The Medicaid agency pointed to a section of federal law (arguably not applicable to A.N.’s trust or her prospective future eligibility) that requires that trust distributions be for the “sole benefit” of the beneficiary. In this case, said New Jersey’s Medicaid agency, the court might well determine that the distributions are in A.N.’s best interests, but they benefit A.N.’s mother and grandmother, too — and they might run afoul of the “sole benefit” requirement. But we don’t have to decide that right now, said the Medicaid agency. We’ll wait until someone applies for Medicaid and let you know what we think then.
Not wanting to leave the issue dangling, the court specifically ordered that the proposed payments were for A.N.’s sole benefit. Furthermore, ruled the court, the Medicaid agency could not later object to the payments if anyone made an application for coverage for A.N. The Medicaid agency, not wanting to be bound by the court’s order, formally appeared in the case for the first time just to appeal that result.
The Appellate Division of the New Jersey Superior Court (the intermediate appellate level in New Jersey) agreed with Medicaid. Fine for the trial court to give the trustee directions, said the appellate judges. Fine to decide the payments are in A.N.’s best interests. But you don’t get to decide Medicaid eligibility questions. The agency makes those determinations in the first instance, and if someone appeals, then and only then can the courts get involved. In the Matter of A.N., April 16, 2013.

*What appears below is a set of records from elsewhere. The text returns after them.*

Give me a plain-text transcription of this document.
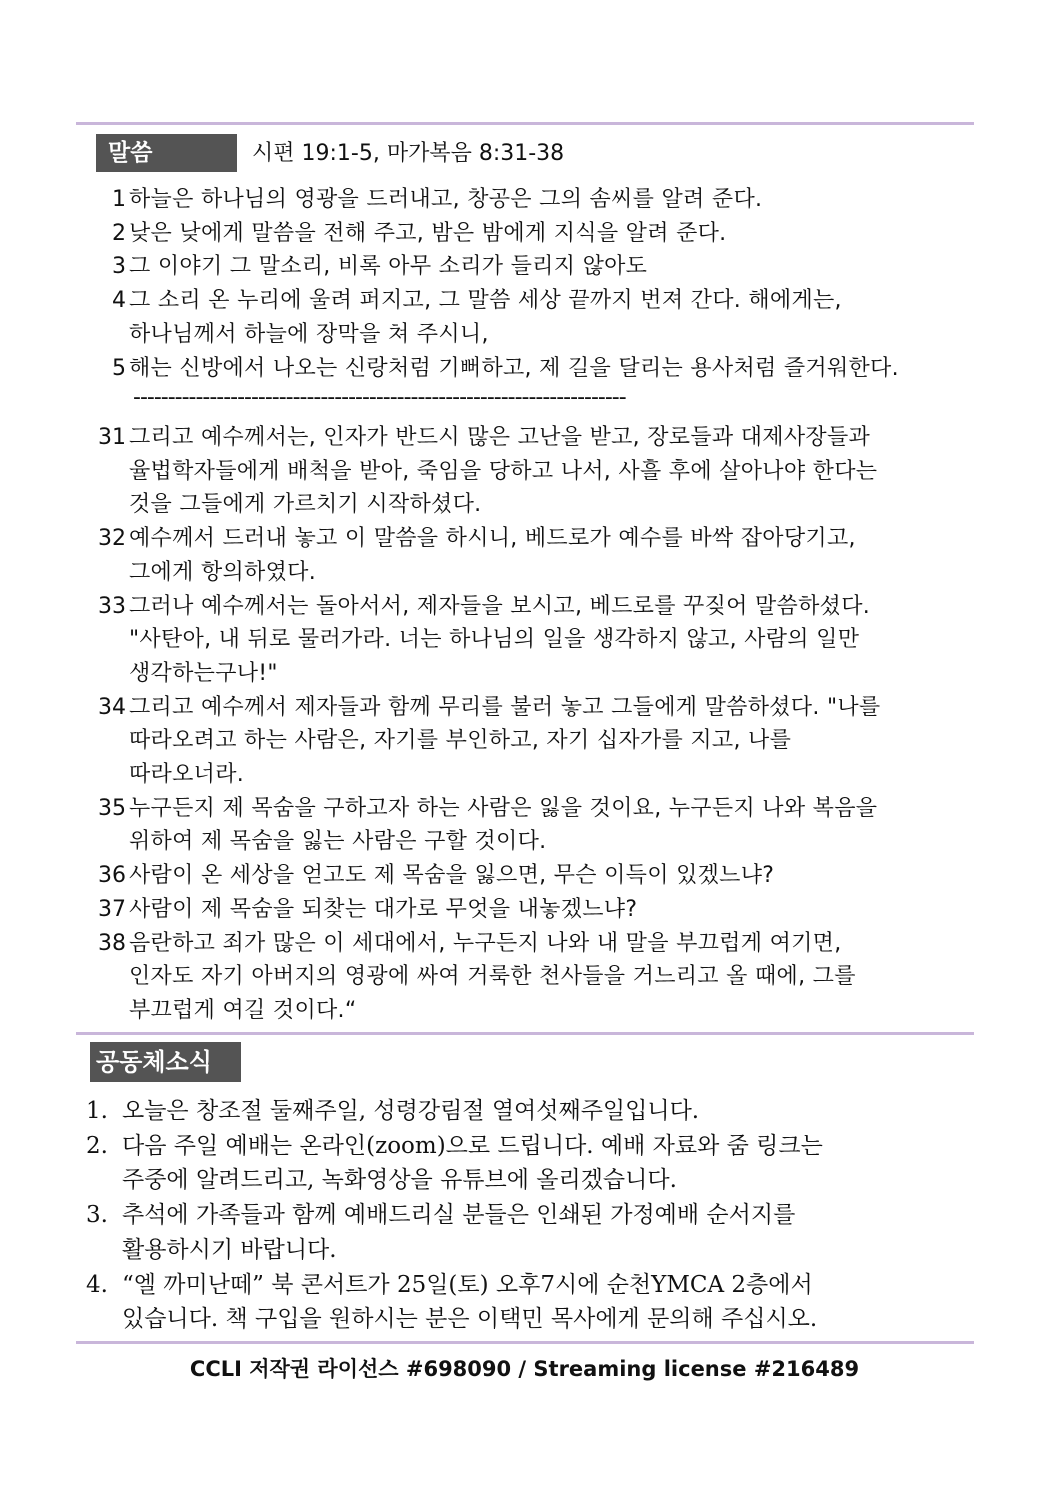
말씀	시편 19:1-5, 마가복음 8:31-38
1 하늘은 하나님의 영광을 드러내고, 창공은 그의 솜씨를 알려 준다.
2 낮은 낮에게 말씀을 전해 주고, 밤은 밤에게 지식을 알려 준다.
3 그 이야기 그 말소리, 비록 아무 소리가 들리지 않아도
4 그 소리 온 누리에 울려 퍼지고, 그 말씀 세상 끝까지 번져 간다. 해에게는,
하나님께서 하늘에 장막을 쳐 주시니,
5 해는 신방에서 나오는 신랑처럼 기뻐하고, 제 길을 달리는 용사처럼 즐거워한다.
-----------------------------------------------------------------------
31 그리고 예수께서는, 인자가 반드시 많은 고난을 받고, 장로들과 대제사장들과
율법학자들에게 배척을 받아, 죽임을 당하고 나서, 사흘 후에 살아나야 한다는
것을 그들에게 가르치기 시작하셨다.
32 예수께서 드러내 놓고 이 말씀을 하시니, 베드로가 예수를 바싹 잡아당기고,
그에게 항의하였다.
33 그러나 예수께서는 돌아서서, 제자들을 보시고, 베드로를 꾸짖어 말씀하셨다.
"사탄아, 내 뒤로 물러가라. 너는 하나님의 일을 생각하지 않고, 사람의 일만
생각하는구나!"
34 그리고 예수께서 제자들과 함께 무리를 불러 놓고 그들에게 말씀하셨다. "나를
따라오려고 하는 사람은, 자기를 부인하고, 자기 십자가를 지고, 나를
따라오너라.
35 누구든지 제 목숨을 구하고자 하는 사람은 잃을 것이요, 누구든지 나와 복음을
위하여 제 목숨을 잃는 사람은 구할 것이다.
36 사람이 온 세상을 얻고도 제 목숨을 잃으면, 무슨 이득이 있겠느냐?
37 사람이 제 목숨을 되찾는 대가로 무엇을 내놓겠느냐?
38 음란하고 죄가 많은 이 세대에서, 누구든지 나와 내 말을 부끄럽게 여기면,
인자도 자기 아버지의 영광에 싸여 거룩한 천사들을 거느리고 올 때에, 그를
부끄럽게 여길 것이다.“
공동체소식
1. 오늘은 창조절 둘째주일, 성령강림절 열여섯째주일입니다.
2. 다음 주일 예배는 온라인(zoom)으로 드립니다. 예배 자료와 줌 링크는
주중에 알려드리고, 녹화영상을 유튜브에 올리겠습니다.
3. 추석에 가족들과 함께 예배드리실 분들은 인쇄된 가정예배 순서지를
활용하시기 바랍니다.
4. “엘 까미난떼” 북 콘서트가 25일(토) 오후7시에 순천YMCA 2층에서
있습니다. 책 구입을 원하시는 분은 이택민 목사에게 문의해 주십시오.
CCLI 저작권 라이선스 #698090 / Streaming license #216489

So what does that mean for Arizonans, for trustees of special needs trusts and for families? A number of lessons can be gleaned from the holding:
- State Medicaid agencies are not necessarily bound by court interpretations of trust rules, even if they have advance notice of the pending court resolution. The Medicaid meaning of a phrase like “sole benefit” — and, for that matter, its applicability — is first a question for the agency.

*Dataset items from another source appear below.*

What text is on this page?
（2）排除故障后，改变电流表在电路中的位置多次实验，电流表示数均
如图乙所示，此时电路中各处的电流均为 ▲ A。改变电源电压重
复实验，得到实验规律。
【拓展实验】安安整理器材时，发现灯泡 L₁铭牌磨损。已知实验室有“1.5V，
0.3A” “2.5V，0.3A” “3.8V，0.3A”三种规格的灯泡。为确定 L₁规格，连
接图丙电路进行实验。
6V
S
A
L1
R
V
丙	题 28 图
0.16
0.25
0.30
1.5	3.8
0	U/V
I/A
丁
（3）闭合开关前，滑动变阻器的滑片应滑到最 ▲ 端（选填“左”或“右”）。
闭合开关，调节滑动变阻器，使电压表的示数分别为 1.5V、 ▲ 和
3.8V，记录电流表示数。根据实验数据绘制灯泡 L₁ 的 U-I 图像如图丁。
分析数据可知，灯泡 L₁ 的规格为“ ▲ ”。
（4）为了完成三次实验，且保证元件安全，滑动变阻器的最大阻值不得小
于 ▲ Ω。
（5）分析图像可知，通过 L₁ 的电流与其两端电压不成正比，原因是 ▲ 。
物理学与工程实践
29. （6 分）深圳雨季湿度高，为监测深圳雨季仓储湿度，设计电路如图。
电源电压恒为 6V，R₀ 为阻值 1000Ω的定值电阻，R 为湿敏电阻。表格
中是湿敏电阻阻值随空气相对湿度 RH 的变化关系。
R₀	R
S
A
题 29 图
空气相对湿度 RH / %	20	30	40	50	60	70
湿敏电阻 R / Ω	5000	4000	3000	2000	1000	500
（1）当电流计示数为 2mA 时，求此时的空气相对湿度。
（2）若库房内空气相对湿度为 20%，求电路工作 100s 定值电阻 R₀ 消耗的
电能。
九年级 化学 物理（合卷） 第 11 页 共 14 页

- What is best for a trust beneficiary might not also be the most effective for Medicaid purposes. It’s hard to see how allowing A.N.’s mother to lose her house could ever be in A.N.’s best interests — or even how it could be tolerable. But it doesn’t follow that Medicaid eligibility would be easy to resolve.

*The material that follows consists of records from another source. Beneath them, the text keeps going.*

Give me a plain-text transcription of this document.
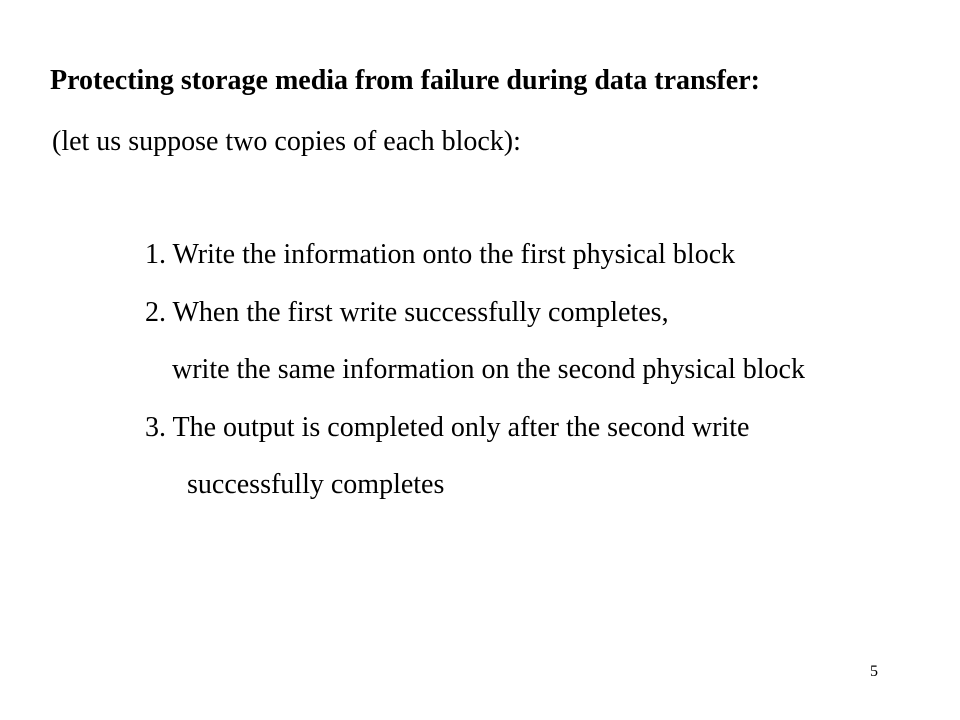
Protecting storage media from failure during data transfer:
(let us suppose two copies of each block):
1. Write the information onto the first physical block
2. When the first write successfully completes,
write the same information on the second physical block
3. The output is completed only after the second write
successfully completes
5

- Medicaid eligibility is typically more restrictive than private insurance. It’s a very good thing for A.N. that her father continues to be covered by his employer’s policy. Time and again we see parents who are locked in to a current job situation precisely because of insurance coverage like A.N.’s father’s.
- Though unspoken in the New Jersey appellate decision, the effect of the Affordable Care Act (“Obamacare” to both supporters and opponents) will be profound in some special needs trust cases. If A.N.’s trust can purchase insurance equivalent to that provided through her father’s employer, the entire family’s options (and the court’s ability to supervise the trust effectively) will be enhanced. We do not yet know whether that possibility will be completely or even partially realized.
Would the same procedural result be reached by Arizona courts in similar facts? We do not know for certain, but it seems likely that it would. But we are confident that the profound questions — about how to balance parental responsibility for food, housing and care with the availability of significant trust assets in similar circumstances — will continue to challenge us in the administration of special needs trusts.